Human Rights Watch on Friday urged Syrian regime forces to immediately let desperately needed aid into besieged districts of Aleppo and to allow civilians to leave the city.
The New York-based group appealed to forces loyal to President Bashar al-Assad to abide by international humanitarian law.
More than 200,000 people living in opposition-controlled parts of the battered northern city have been effectively living under siege for more than two weeks.
Residents have reported food and fuel shortages and skyrocketing prices.
"Syrian government forces are repeating the terrible siege tactics in densely populated eastern Aleppo that devastated civilian populations in other towns in Syria," HRW's deputy Middle East director Nadim Houry said.
"Syrian authorities should allow aid in and permit civilians wishing to leave to do so safely."
The United Nations says that nearly 600,000 Syrians already live under siege countrywide, most surrounded by government forces though rebels and jihadist groups also employ the brutal tactic.
"We haven't seen vegetables in weeks and the air strikes are not giving us a break," Feras Badawi, a journalist in eastern Aleppo city, told HRW.
On Thursday, at least 15 civilians including six children were killed in government bombardment of two rebel-held districts in the city, according to the Syrian Observatory for Human Rights.
"It is a crisis situation in our city... The lines of people at shops to stock up on rations are extremely long. We are really expecting a famine in a few days," said Ibrahim Abu al-Laith, a rescue worker in east Aleppo.
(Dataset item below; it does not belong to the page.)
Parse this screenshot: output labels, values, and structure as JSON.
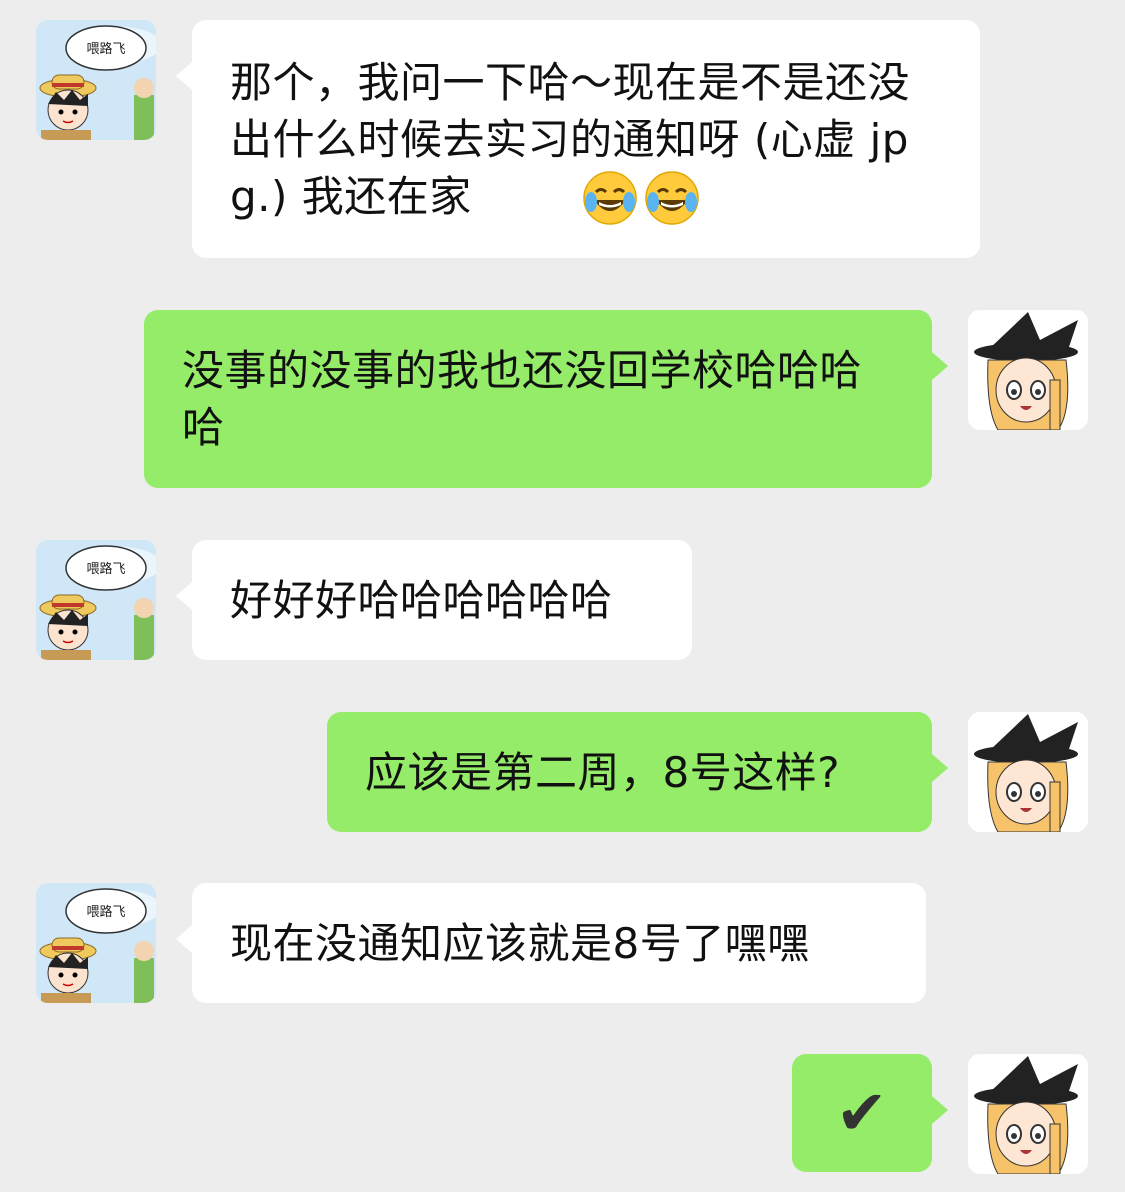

Aleppo has been rocked by violence since mid-2012, just over a year after Syria's conflict first broke out with anti-government protests.
The city has since been roughly divided between government forces in the west and rebel control in the east.
An enormous explosion detonated by rebels in an underground tunnel on Thursday left at least 38 regime soldiers and allied forces dead in Aleppo's Old City, the Observatory said.
Repeated attempts by regime ally Russia and the United States to secure a freeze in fighting in the city have failed.
HRW called on both world powers to use their "influence to press the Syrian government and other warring parties to allow unhindered access to aid, particularly to all hard-to-reach and besieged areas of the country."